We here at BigML are big fans of ensemble algorithms (and Ronald Reagan movies). Using them, a simple model like a BigML decision tree can be leveraged into a very high-powered predictor. During my regular surveys of machine learning research literature, however, I’ve noticed that a very popular class of ensemble algorithms, boosters, has been getting some bad press lately, and I thought I’d offer our readers a brief synopsis.
The tl;dr for this post is absolutely not “boosting is bad”. Adaptive boosting still gives excellent performance in a ton of important applications. In the cases where it fails, another type of ensemble algorithm, even another type of booster, usually succeeds. The overall moral is more about complexity. Boosting is a more complex way of creating an ensemble than are the two types we provide at BigML: Bootstrap Aggregation and Random Decision Forests. We use the simpler methods because they are faster, more easily parallelized, and don’t have some of the weaknesses that boosting has. Sometimes, less is more in machine learning.
A final caveat before I begin: This post is fairly technical. If you’re not up for a deep dive into some machine learning papers at the moment, you might want to check this out.
Learning to Rank
The first paper I’ll mention is Killian Weinberger’s paper on the Yahoo! Learning to Rank Challenge. Not surprisingly, the paper is about learning to rank search query results by relevance. One of the surprising results is that boosting is outperformed by random forests for a variety of parameter settings. This is surprising because gradient boosted regression trees are one of the commercially deployed algorithms in web search ranking.
The authors manage to “fix” boosting by using a two-phase algorithm in which the gradient booster is initialized with the model generated by the random forest algorithm. Still, however, the fact that plain ol’ boosting gets beat by random forests in such an important and common application is tough to ignore.
Bayesian Model Combination
Another recent paper that I like a lot (and that hasn’t gotten the attention it deserves) is Kristine Monteith and Tony Martinez’s Paper on Bayesian Model Combination. In this paper, we see that boosting outperforms bootstrap aggregation slightly when performance is averaged over a large number of public datasets. This is expected.
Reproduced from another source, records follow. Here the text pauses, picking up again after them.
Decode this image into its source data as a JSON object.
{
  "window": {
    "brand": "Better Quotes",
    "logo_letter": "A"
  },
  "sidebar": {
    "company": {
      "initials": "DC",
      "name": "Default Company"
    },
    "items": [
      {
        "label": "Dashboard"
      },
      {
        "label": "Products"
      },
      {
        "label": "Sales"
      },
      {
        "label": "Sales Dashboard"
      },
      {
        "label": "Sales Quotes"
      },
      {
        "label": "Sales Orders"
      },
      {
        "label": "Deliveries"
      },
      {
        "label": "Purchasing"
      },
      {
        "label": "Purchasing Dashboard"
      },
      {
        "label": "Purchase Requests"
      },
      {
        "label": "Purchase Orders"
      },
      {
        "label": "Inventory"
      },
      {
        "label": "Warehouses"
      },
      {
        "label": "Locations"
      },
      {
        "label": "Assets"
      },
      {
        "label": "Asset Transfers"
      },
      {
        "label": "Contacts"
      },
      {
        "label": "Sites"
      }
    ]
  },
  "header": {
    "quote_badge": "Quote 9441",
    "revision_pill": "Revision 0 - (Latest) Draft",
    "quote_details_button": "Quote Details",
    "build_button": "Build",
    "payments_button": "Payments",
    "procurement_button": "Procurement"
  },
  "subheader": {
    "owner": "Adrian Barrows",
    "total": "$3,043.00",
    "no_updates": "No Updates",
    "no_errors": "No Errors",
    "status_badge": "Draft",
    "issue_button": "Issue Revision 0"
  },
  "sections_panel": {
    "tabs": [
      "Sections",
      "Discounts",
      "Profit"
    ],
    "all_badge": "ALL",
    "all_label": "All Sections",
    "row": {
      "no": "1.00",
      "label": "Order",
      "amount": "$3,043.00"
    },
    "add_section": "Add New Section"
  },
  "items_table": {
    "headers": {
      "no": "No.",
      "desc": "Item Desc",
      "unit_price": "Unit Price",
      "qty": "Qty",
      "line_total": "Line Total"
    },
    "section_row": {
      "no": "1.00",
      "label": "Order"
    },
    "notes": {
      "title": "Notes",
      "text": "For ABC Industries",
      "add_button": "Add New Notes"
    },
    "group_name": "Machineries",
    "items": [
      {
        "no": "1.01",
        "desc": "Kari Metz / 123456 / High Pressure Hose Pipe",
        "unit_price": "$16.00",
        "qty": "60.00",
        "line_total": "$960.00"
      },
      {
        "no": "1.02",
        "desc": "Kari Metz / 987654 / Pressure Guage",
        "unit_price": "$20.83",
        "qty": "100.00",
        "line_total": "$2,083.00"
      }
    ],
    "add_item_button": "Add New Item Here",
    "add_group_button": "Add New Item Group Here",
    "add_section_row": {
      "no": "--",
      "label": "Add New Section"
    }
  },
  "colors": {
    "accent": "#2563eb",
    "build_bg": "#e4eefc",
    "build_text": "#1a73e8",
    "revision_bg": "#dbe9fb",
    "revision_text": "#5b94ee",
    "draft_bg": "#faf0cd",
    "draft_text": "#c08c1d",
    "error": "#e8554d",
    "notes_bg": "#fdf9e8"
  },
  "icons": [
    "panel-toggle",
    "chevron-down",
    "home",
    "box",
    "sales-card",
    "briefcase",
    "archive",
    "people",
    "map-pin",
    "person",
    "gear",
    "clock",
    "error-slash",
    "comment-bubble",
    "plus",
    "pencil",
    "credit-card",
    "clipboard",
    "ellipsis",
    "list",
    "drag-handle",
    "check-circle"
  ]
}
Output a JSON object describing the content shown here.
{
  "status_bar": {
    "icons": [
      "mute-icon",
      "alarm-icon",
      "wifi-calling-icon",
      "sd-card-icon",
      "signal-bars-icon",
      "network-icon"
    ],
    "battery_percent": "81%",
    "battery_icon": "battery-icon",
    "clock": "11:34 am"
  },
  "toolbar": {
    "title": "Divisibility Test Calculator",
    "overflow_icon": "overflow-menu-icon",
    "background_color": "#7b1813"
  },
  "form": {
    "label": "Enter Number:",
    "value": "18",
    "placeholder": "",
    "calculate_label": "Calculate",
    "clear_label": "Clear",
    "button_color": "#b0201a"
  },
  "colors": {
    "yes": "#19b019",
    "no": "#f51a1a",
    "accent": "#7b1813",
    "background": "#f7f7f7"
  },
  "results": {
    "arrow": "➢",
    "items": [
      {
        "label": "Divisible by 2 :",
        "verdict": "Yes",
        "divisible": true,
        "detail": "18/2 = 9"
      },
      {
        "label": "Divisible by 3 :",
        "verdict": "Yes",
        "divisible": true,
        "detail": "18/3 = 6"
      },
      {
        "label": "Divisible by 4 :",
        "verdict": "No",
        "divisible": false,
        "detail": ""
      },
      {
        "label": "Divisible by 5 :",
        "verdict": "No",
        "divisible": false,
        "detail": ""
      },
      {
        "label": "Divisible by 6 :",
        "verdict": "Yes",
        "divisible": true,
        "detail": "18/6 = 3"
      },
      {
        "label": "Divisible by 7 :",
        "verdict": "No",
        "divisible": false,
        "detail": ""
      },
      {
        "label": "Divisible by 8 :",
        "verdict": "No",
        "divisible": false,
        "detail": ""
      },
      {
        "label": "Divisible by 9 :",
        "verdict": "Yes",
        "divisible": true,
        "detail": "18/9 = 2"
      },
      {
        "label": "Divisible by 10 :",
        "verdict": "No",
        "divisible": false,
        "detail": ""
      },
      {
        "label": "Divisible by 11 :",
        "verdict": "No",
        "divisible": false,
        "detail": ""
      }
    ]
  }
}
However, the authors then try a fairly simple augmentation of the bagged model: They essentially choose random weighted combinations of the models learned by bagging and pick several of the best performing combinations to compose their final model (note that this is a bit of an oversimplification; the variety of randomness they use is a good deal fancier than your garden-variety coin-flipping randomness, and “choosing the best performers” is also done in a clever fashion). They find that this simple step gives the bagged model a significant performance boost; enough to outperform boosting on average.
This is particularly hard on boosting because the final output of boosting is more or less the same as the final output of the weighted, bagged model; that is, a weighted combination of trees. The fact that we can produce weights better than boosting by selecting them at random suggests that the reason boosting is better than bagging is because it is allowed to weight its constituent models, and not because of the additional complexity used to choose those weights.
The last and scariest result comes from a paper that is close to five years old now by Phil Long and Rocco Servido. This paper is easily the most theoretical and mathematical of the bunch, but within all the math is a not-too-complex idea.
Suppose we have a training data set with a noise example. That is, a training data set where one of the instances is accidentally mislabeled. This is extremely common in data analysis: Maybe in your customer survey, someone clicked the “would recommend” button instead of the “would not recommend” button, or the technical support staff marked a permanently broken part as being “repaired”. In other words, data is rarely completely free of errors.
The authors show that, if you carefully construct a dataset, you can make certain types of boosters (ones that optimize convex potential functions, for those who care) produce models that perform no better than chance by adding just a single carefully selected noise instance. This is a pretty rough result for boosting. The fact that you can destroy an algorithm’s performance by moving a single training instance around means that the algorithm is a lot more fragile than we previously thought.
Now of course this should be taken with a grain of salt. The authors have gone through a lot of trouble to cause a lot of trouble for boosting, and maybe nothing like the data set they’ve constructed really exists in the real world. However, in my experience (and that of others cited in the paper), boosting really is fragile in some cases, and combined with the other two results above this fragility starts to come into clearer focus.
So what’s the point? I still like boosting. It’s still got a lot of good theory and even more good empirical results behind it. You’re probably using boosted models every day without even knowing it. But the three results above show that even a great tool like boosting can’t escape the No Free Lunch Theo- rem: Boosting provides performance benefits at times by using additional algorithmic complexity, but that additional complexity causes weaknesses at other times
Those weaknesses can sometimes be remedied by using techniques that are simpler and faster, and we’re always looking for such remedies at BigML. As the great E. W. Dijkstra said, “The lurking suspicion that something could be simplified is the world’s richest source of rewarding challenges.”